The Current Logo

The Production

Written by Katie McKay
September 09, 2010

Image originally uploaded on 2010-09-13 17:20

In deciding upon a format for presentation, we reflected on our strengths as authors and our interests as readers. We had worked on sequencing, on using dialogue effectively, and on creating storyboards to plan. At first we thought we would write scripts and act them out on video. But when it came time to cast parts we had to ask, Does a female or a black student have to play the victim?

Unsurprisingly, Jeff Kinney had influenced my students as readers, drawing them to the simple lines of characters with complex personalities and dilemmas. Just about every member of our class was, at the time, obsessed with sketching Kinney-like comics. Could we draw the movie like a comic? Some asked, What if I’m not a good cartoonist? But we all knew that our words would be what truly held our meaningful messages. Choosing the technology for presentation would be tricky. We wanted to reach a wide audience and to hold their attention at a level that could educate and motivate change. How could we get our cartoons onto a screen? How could we make our voices not merely heard, but truly listened to?

I had experimented enough with the iMovie application on our classroom computers to know that I wouldn’t have to spend much time training students to get them started. Knowing that we could insert images and that my students had already become accustomed to being ‘photographers’ with my digital camera, we realized that we could take a digital picture of each cartoon slide. We could imagine our audience’s engagement with our class-written, class-produced movies.

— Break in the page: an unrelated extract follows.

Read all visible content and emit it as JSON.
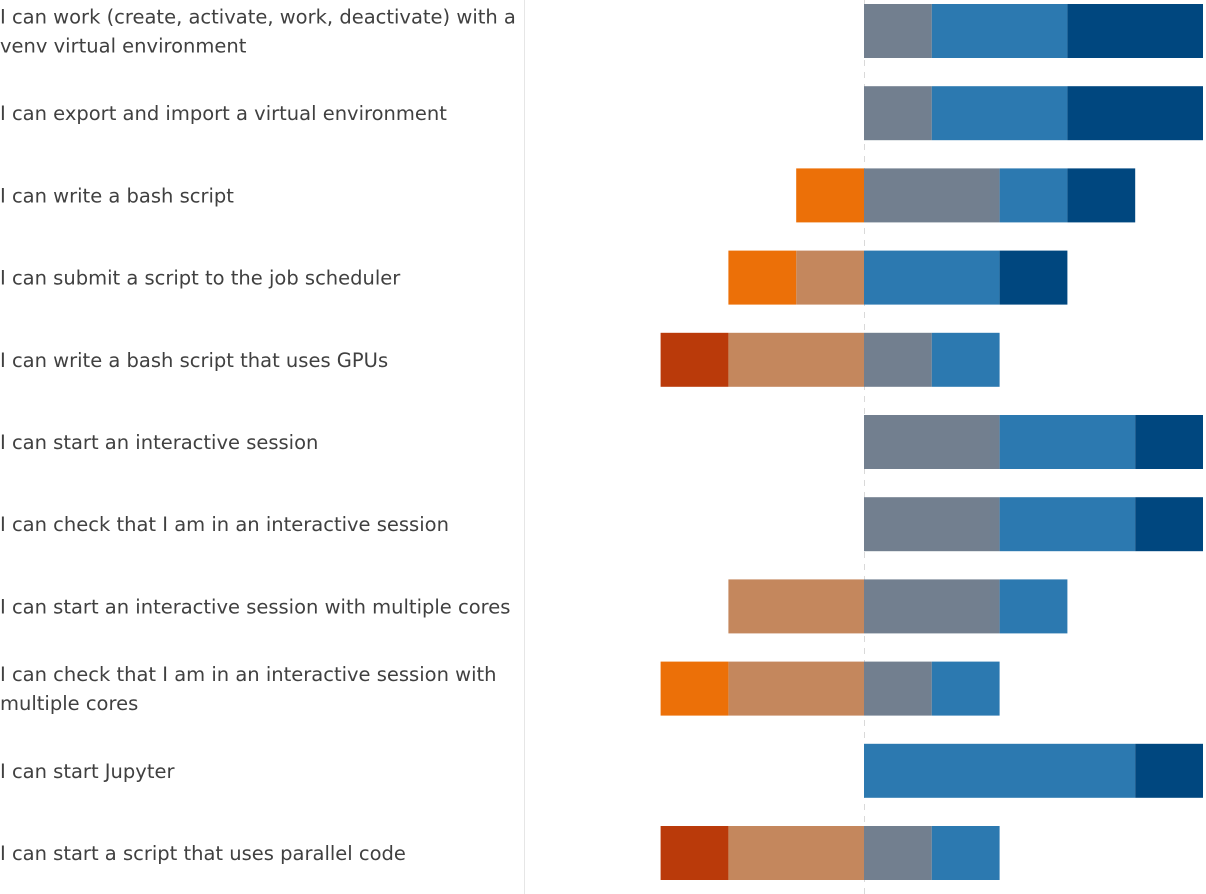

Fittingly, we formed heterogeneous groups. Both our process and our purpose created the inclusive community that a simple “Let’s all be nice” would have made impossible. When it came time to record students’ voices, we listened to the sound clips over and over, and the term “voice,” that students recognized from rote rubrics, materialized. With the combination of original drawings and recordings, the pieces gained a personal dimension that another medium could not have accomplished.